Danny Rose: Once again in this match Tottenham opted to overload the left side and go after Alan Hutton, and Danny was very involved in this interplay. Danny was perfectly cromulent in this match – good going forward, capable in defense against a crappy team, and with a couple of very nice crosses into the box, including the one that led to Alli's goal.
Ben Davies: Davies was a substitute for Rose and did quite well overall, helping to stabilize a defense that was on its back heels late in the second half. Davies was very much involved in Kane's goal, getting the ball forward in transition and making a nice pass to Christian Eriksen in the middle. A good shift.
Josh Onomah: Onomah made his EPL debut with a five minute cameo and normally he wouldn't get a rating, but Onomah had some very nice moves with the ball, was also involved in Kane's goal, and had the audacity to drive forward and attempt an (ambitious) shot on target. If Clinton N'Jie is injured and not just rested, he might be called back into action sooner rather than later.

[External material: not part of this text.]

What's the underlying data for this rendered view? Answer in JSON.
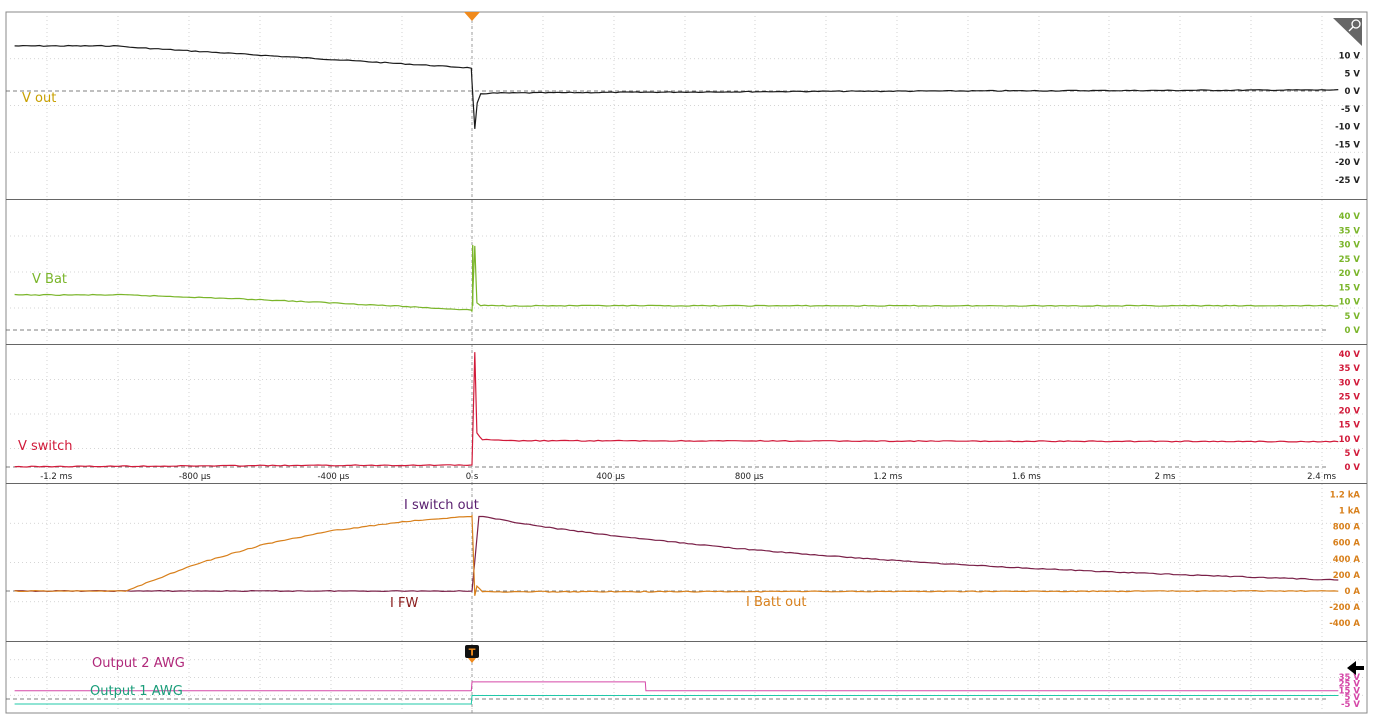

This one is also vintage Sherwood, and feeds into the subset of English football fandom that believes that what's missing from the modern game is that intangible thing that makes you try harder and out-will the other team. Does that exist? Surely, but it's intangible, and it's absolutely not the reason why Tottenham was a train wreck under your leadership, Tim. Guts! Grit! Heart! GTFO!
Ryan Mason: Let's make this abundantly clear: Ryan Mason was not abjectly awful on Monday. However, his decision to dribble the ball straight into one of his own teammates and get disposessed almost single-handedly led to Aston Villa's goal, and that scary period where Villa nearly equalized twice happened to coincide with his coming in for Mousa Dembele. This was a vintage "old Mason" performance: pretty decent overall, but with a couple of big-time screw-ups that actively damaged the team.
Of all the things that Tim Sherwood said as manager of Tottenham Hotspur (and probably of Villa, I guess I wouldn't know), this is the one that pissed me off the most. Asked in a press conference how Erik Lamela's English was coming along, this was his response. Lamela was a 22-year old kid from Argentina playing his first year in a new country. He was struggling, but he was also dealing with injuries and adapting to a new league and a new style of play. It was a shitty thing to say.
No Tottenham players were as crappy as this comment from Tim Sherwood. Thankfully.